Mientras primen los intereses, tendremos que aguardar la puesta en marcha de mecanismos internacionales eficaces para castigar crímenes de guerra, de lesa humanidad y de genocidio.
En 1998 se dieron en Roma los primeros pasos para gestar un tribunal penal internacional. Los diez años transcurridos nos han dejado pocas noticias halagÁ¼eñas al respecto, debido principalmente a que muchos países de peso político internacional han decidido permanecer al margen.
Tal es el caso de Estados Unidos, de Rusia, de China y de Israel. En un escenario tan lamentable, a pocos sorprenden las quejas constantes. Algunas de ellas han cobrado cuerpo al amparo del encausamiento, por el tribunal penal internacional, del presidente sudanés Al Bashir. Esto es una ilustración de cómo los dirigentes de las grandes potencias quedan siempre al margen de cualquier investigación mientras no sucede lo mismo con los de países empobrecidos que a menudo han acabado por abrazar movimientos hostiles a los intereses occidentales.

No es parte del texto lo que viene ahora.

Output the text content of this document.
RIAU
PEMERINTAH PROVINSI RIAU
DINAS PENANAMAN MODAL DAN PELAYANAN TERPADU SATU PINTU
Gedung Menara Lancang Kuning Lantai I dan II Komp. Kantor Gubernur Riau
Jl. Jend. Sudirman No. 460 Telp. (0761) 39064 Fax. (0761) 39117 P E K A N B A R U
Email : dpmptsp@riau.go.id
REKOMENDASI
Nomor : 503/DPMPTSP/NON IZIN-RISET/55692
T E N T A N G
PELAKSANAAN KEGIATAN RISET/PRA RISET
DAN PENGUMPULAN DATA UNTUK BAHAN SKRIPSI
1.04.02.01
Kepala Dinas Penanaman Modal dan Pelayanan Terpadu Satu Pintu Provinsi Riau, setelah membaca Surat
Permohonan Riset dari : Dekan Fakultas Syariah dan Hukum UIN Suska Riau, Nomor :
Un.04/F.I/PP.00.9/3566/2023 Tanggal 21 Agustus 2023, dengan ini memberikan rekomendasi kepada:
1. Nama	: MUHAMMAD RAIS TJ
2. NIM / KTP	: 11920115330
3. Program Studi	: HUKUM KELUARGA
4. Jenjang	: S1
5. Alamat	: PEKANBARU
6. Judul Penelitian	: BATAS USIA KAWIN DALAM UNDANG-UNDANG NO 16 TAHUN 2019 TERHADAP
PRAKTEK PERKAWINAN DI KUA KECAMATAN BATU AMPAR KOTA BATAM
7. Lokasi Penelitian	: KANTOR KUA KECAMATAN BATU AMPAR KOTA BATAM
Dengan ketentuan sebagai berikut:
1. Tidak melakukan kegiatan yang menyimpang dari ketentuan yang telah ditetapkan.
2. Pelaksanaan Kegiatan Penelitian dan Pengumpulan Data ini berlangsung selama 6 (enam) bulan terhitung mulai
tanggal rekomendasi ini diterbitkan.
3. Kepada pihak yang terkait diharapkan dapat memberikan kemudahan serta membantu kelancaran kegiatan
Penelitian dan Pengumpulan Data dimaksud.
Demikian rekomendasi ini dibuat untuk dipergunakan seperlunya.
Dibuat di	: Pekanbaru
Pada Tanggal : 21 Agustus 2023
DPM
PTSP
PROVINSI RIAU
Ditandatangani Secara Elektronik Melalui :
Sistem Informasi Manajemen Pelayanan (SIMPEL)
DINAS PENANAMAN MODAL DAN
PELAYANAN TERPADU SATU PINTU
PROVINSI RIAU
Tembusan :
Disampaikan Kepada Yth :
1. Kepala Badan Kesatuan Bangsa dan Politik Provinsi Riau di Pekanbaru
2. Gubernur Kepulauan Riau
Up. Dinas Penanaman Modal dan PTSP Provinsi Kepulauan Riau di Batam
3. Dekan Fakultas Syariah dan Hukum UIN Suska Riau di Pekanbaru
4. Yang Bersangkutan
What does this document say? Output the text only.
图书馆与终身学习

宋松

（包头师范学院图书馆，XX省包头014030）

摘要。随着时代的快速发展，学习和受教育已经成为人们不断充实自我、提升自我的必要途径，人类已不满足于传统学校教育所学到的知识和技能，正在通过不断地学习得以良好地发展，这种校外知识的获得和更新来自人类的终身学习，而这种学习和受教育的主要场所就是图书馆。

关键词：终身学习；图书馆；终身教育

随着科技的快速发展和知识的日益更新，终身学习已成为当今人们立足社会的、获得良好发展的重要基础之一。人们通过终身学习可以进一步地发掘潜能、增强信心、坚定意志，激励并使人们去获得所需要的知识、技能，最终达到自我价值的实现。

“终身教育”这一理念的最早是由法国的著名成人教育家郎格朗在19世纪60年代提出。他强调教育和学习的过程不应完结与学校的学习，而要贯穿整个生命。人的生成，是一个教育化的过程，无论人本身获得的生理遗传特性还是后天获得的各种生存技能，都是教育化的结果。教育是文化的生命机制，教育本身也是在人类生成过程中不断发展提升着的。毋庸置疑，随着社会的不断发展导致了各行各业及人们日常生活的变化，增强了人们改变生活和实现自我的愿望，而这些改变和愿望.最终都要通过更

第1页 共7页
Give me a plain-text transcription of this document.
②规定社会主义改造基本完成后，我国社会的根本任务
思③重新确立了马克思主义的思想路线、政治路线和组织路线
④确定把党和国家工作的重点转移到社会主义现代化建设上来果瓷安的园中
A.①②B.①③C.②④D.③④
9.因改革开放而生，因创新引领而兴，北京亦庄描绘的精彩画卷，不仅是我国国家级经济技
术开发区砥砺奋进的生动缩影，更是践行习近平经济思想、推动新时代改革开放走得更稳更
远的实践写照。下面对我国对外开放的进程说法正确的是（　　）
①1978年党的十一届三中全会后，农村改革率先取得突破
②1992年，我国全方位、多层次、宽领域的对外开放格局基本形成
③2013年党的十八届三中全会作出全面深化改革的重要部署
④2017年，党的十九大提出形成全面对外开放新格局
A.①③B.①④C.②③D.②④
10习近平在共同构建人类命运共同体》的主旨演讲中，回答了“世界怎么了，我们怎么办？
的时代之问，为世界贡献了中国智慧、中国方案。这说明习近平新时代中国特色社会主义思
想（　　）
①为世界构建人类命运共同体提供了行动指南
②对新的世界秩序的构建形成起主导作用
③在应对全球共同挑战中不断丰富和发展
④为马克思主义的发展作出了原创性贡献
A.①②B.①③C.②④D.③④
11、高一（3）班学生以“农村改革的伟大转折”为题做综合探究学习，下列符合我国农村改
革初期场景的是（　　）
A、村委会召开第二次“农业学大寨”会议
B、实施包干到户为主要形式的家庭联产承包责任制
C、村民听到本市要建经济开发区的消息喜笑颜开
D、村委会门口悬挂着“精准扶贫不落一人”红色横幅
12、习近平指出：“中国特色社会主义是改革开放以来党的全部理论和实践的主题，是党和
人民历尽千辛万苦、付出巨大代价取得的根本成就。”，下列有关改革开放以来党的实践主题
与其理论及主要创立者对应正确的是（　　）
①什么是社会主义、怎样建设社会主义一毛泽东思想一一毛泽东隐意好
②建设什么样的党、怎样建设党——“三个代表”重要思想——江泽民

Muchos se han preguntado por qué se ha encausado a Al Bashir y nadie ha movido un dedo, en cambio, para sentar en el banquillo a Olmert y Livni por lo ocurrido en Gaza unos meses atrás. Tal vez por ello han perdido peso en los últimos tiempos las opiniones que sugerían que era preferible formar un tribunal penal internacional que se hiciera cargo de los crímenes de guerra, de lesa humanidad y de genocidios en lugar de dejar el asunto en manos de las legislaciones de los Estados singulares.
La evidencia de que ese tribunal no estaba a la altura de las circunstancias ha servido de aliento para que en muchos lugares se hayan producido denuncias ante los jueces locales. Importa subrayar que el fenómeno no es en modo alguno privativo de los tribunales españoles por el posible procesamiento de media docena de militares israelíes y, en días más recientes, una medida similar en relación con los asesores de George W. Bush que hicieron de Guantánamo una triste realidad.
Resulta desalentador que tampoco este camino parezca sacarnos del atolladero. En este caso la responsabilidad principal atañe a los gobiernos de los países en los cuales están radicados los tribunales mencionados. Uno de ellos, el español, que mientras presume de un supuesto papel prominente en el concierto internacional, deja claros algunos de los tributos que conviene pagar al respecto. Es decir, el designio de modificar leyes y aplacar tribunales para que estos eviten molestar a aliados como Israel y Estados Unidos. No parece que resistan otra interpretación algunas de las declaraciones oficiales recientes.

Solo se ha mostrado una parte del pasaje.